MOSCOW, JULY 14 -- Viktor Grishin, the once powerful boss of this city and, briefly, reputed rival to Mikhail Gorbachev for the nation's top job, resigned today from his last official post as a parliamentary deputy.
The terse announcement by the Soviet news agency Tass signaled the final eclipse of one of the staunchest members of the Kremlin old guard who sat in the ruling Politburo from 1971 to February 1986. Tass said Grishin retired from the Supreme Soviet, or Parliament, "at his own request."
In the last two years many of the Soviet Union's former old-line leaders, including Grishin, 72, have virtually sunk into oblivion, losing both power and position as Gorbachev and his team campaign against the "stagnation" of the Leonid Brezhnev era.

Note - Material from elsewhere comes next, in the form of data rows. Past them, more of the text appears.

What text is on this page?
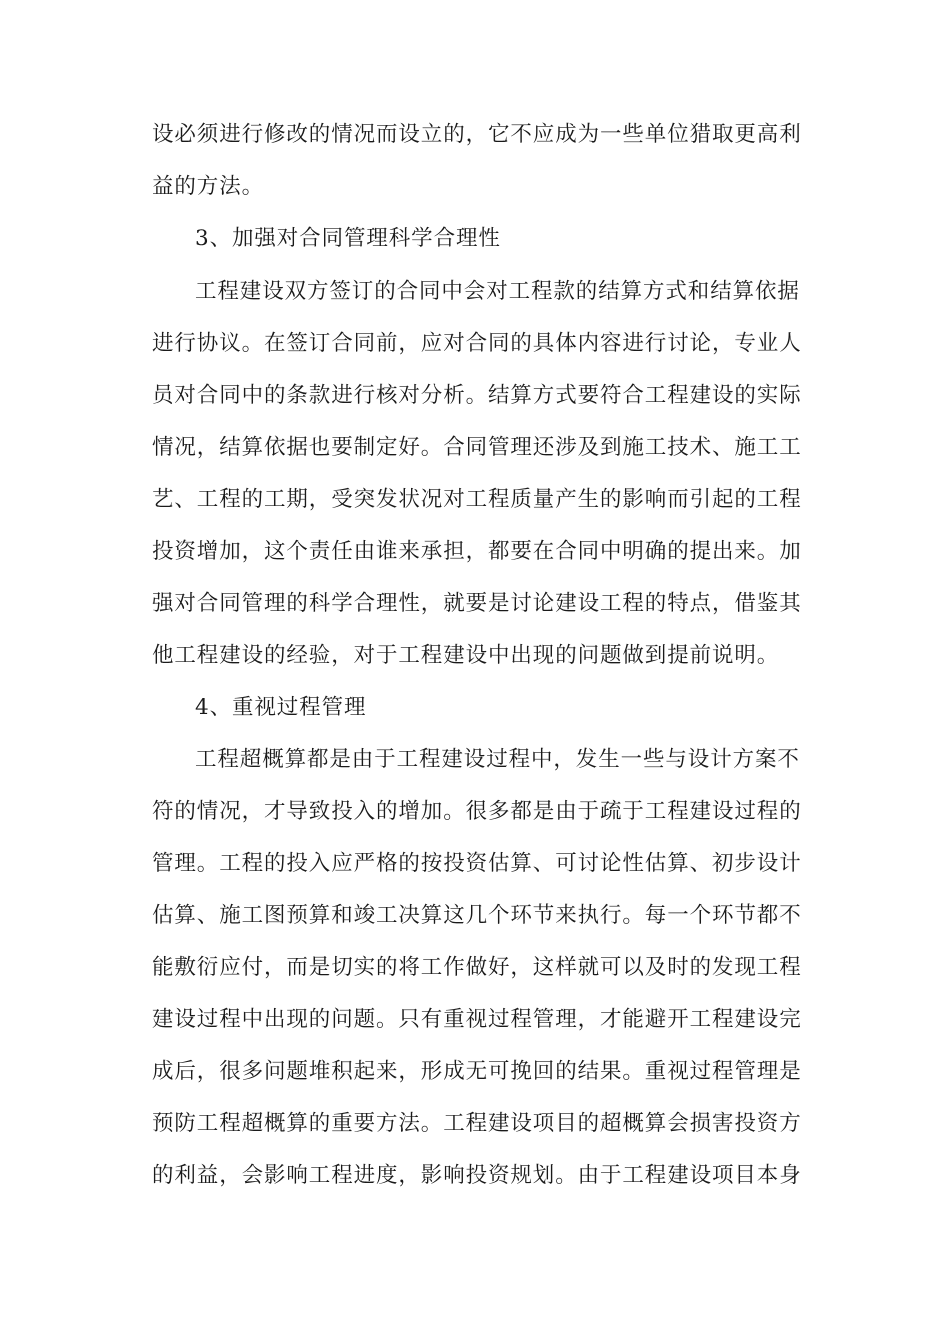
设必须进行修改的情况而设立的，它不应成为一些单位猎取更高利
益的方法。
3、加强对合同管理科学合理性
工程建设双方签订的合同中会对工程款的结算方式和结算依据
进行协议。在签订合同前，应对合同的具体内容进行讨论，专业人
员对合同中的条款进行核对分析。结算方式要符合工程建设的实际
情况，结算依据也要制定好。合同管理还涉及到施工技术、施工工
艺、工程的工期，受突发状况对工程质量产生的影响而引起的工程
投资增加，这个责任由谁来承担，都要在合同中明确的提出来。加
强对合同管理的科学合理性，就要是讨论建设工程的特点，借鉴其
他工程建设的经验，对于工程建设中出现的问题做到提前说明。
4、重视过程管理
工程超概算都是由于工程建设过程中，发生一些与设计方案不
符的情况，才导致投入的增加。很多都是由于疏于工程建设过程的
管理。工程的投入应严格的按投资估算、可讨论性估算、初步设计
估算、施工图预算和竣工决算这几个环节来执行。每一个环节都不
能敷衍应付，而是切实的将工作做好，这样就可以及时的发现工程
建设过程中出现的问题。只有重视过程管理，才能避开工程建设完
成后，很多问题堆积起来，形成无可挽回的结果。重视过程管理是
预防工程超概算的重要方法。工程建设项目的超概算会损害投资方
的利益，会影响工程进度，影响投资规划。由于工程建设项目本身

However, not all members of the old guard have been shifted out of their positions. For instance, Vladimir Shcherbitsky, head of the Communist Party of the Ukraine and one of the last of Brezhnev's allies, has remained in place even as a shake-up in his power base continues. Nine top officials in the Ukraine were removed last week, according to Sunday's edition of Pravda Ukrainy, including Premier Alexander P. Lyashko.
One stongly symbolic act signaling the decline of Brezhnev's generation is a petition by some residents of the city of Brezhnev -- renamed after the leader's death in 1982 -- to restore their city to its original name, Naberezhniye Chelny.

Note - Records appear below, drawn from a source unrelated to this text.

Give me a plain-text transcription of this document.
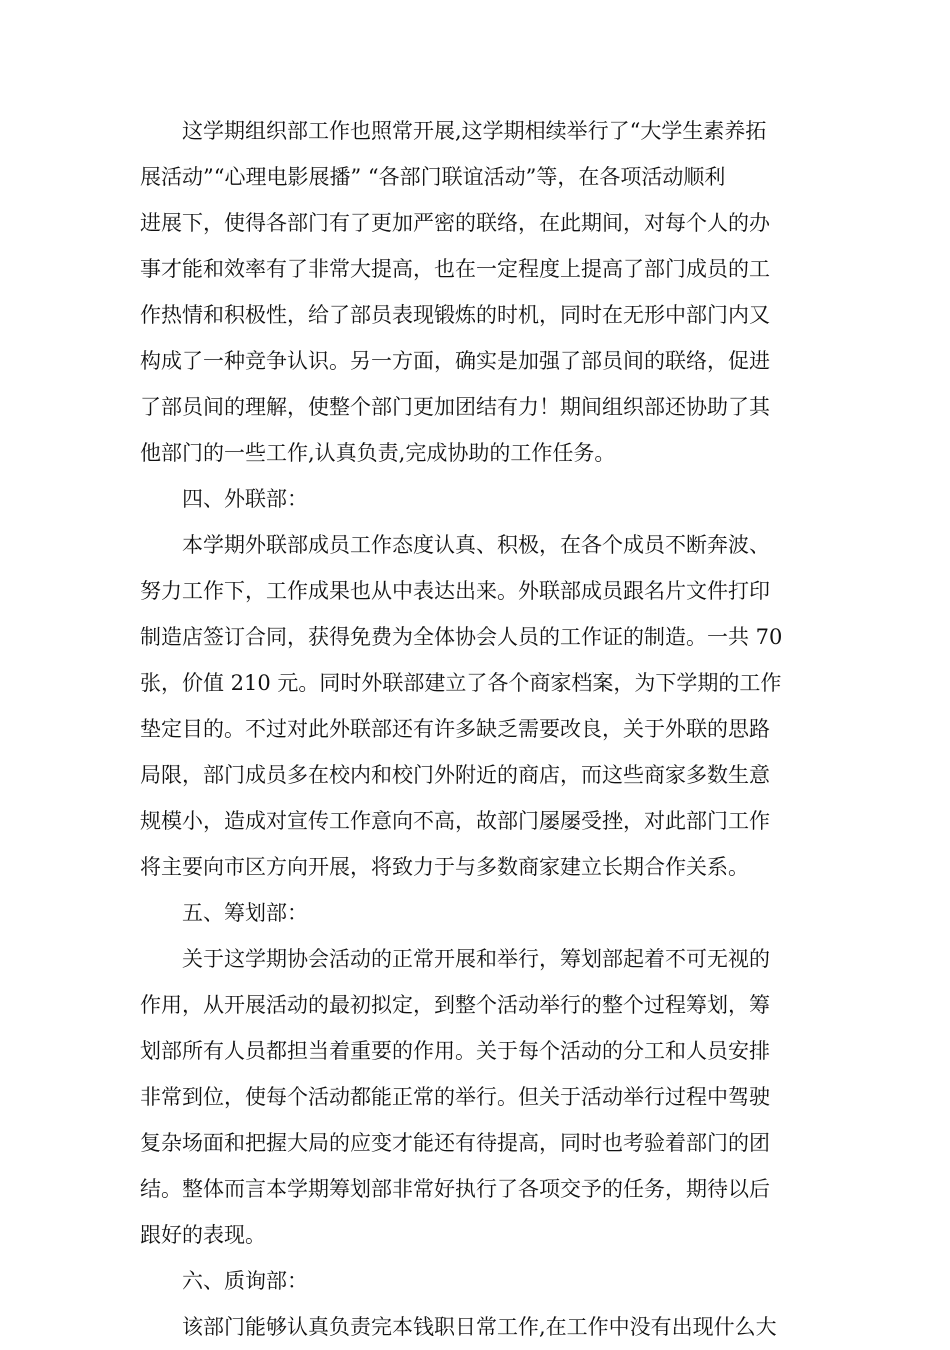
这学期组织部工作也照常开展,这学期相续举行了“大学生素养拓
展活动”“心理电影展播” “各部门联谊活动”等，在各项活动顺利
进展下，使得各部门有了更加严密的联络，在此期间，对每个人的办
事才能和效率有了非常大提高，也在一定程度上提高了部门成员的工
作热情和积极性，给了部员表现锻炼的时机，同时在无形中部门内又
构成了一种竞争认识。另一方面，确实是加强了部员间的联络，促进
了部员间的理解，使整个部门更加团结有力！期间组织部还协助了其
他部门的一些工作,认真负责,完成协助的工作任务。
四、外联部：
本学期外联部成员工作态度认真、积极，在各个成员不断奔波、
努力工作下，工作成果也从中表达出来。外联部成员跟名片文件打印
制造店签订合同，获得免费为全体协会人员的工作证的制造。一共 70
张，价值 210 元。同时外联部建立了各个商家档案，为下学期的工作
垫定目的。不过对此外联部还有许多缺乏需要改良，关于外联的思路
局限，部门成员多在校内和校门外附近的商店，而这些商家多数生意
规模小，造成对宣传工作意向不高，故部门屡屡受挫，对此部门工作
将主要向市区方向开展，将致力于与多数商家建立长期合作关系。
五、筹划部：
关于这学期协会活动的正常开展和举行，筹划部起着不可无视的
作用，从开展活动的最初拟定，到整个活动举行的整个过程筹划，筹
划部所有人员都担当着重要的作用。关于每个活动的分工和人员安排
非常到位，使每个活动都能正常的举行。但关于活动举行过程中驾驶
复杂场面和把握大局的应变才能还有待提高，同时也考验着部门的团
结。整体而言本学期筹划部非常好执行了各项交予的任务，期待以后
跟好的表现。
六、质询部：
该部门能够认真负责完本钱职日常工作,在工作中没有出现什么大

Grishin had been a deputy since 1967, but was ousted from his main position of power, as Moscow party chief, in December 1985, amid reports of scandal in the city housing industry.
This spring, Soviet dramatist Mikhail Shatrov hinted in an article in the magazine Ogonyk that Grishin had been Gorbachev's main rival when the Politburo met in March 1985 to choose the successor to Konstantin Chernenko.
Gorbachev has replaced scores of ministers and about one-third of the 300-odd members of the party's Central Committee since he took office.
At a party leadership meeting last week, Dinmuhamed Kunaev, another member of the old guard and close Brezhnev ally, was expelled from the Central Committee, an acute humiliation for the onetime Politburo member and party boss of Kazakhstan. Kunaev's ouster from his post in Kazakhstan last December sparked riots in the capital city of Alma Ata.